要善於聽取別人的良言妙語,稱讚愚人難得的佳句妙詞。要合理適時地去爭奪退讓,或去或留,不姑息遷就。當對方一味無理責備時,不要去過分計較,當對方和自己思辨爭論失敗的時候,不要得意忘形。心境平和,心態淡定,沒有偏執,隻希望得到天地間的真知灼見而已。如果一個人能做到這些的話,就可以去和他談論治國安邦的道理了。

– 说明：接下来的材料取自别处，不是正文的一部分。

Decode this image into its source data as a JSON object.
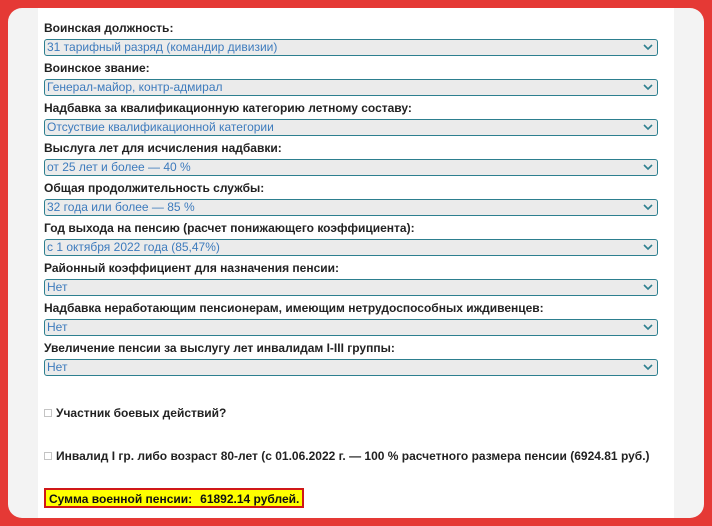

荀子(前313~前238),名況,字卿,戰國末期趙國人,儒家代表人物之一。荀子認為統一是曆史發展的必然趨勢,而要完成這一曆史重任,關鍵在於“群天下之英傑”,也就是用人。為此他在《荀子·君道》篇中詳細地闡述了人才在治國施政過程中的作用,並指出:一個國家治理的好壞,關鍵不在法律,而在於治理國家的“治人”。

【釋評】

《材理》之篇在整部書中占很大一部分,所闡述的內容也是很繁多、很全麵的。本篇主要討論了各類人才性情性格方麵的特征,闡述了很多關於通過人才性格性情方麵的表現去探究本質的道理。也就是所謂的:四部之理、四家之明、九偏之情、七似之流、三失之說、六構之難、八能之通。通過對這些內容的理解,每個人都會有一種豁然開朗的感覺,可以清晰地了解到關於人才識別方麵的諸多細節。要想真正去識別一個人才是很不容易的,需要經過大量的考核和探究,而《材理》之篇中識人的道理更是深刻地說明了這一點。作者這種嚴謹的態度,見於字裏行間。孟子有雲:“窮則獨善其身,達則兼濟天下。”劉劭在當時那個年代不可謂不達,所以作者對人才的識別作了如此細致的分析,對社會起到了積極的推動作用。

雖然作者在《材理》之篇中對人才識別的闡釋是很透徹的,但在實際運用中還是要化繁為簡,獨辟蹊徑,可以遵循作者的觀點,但也大可不必按照如此繁多的條則去識別人才,隻要人才對自己的事業有所幫助就可以了。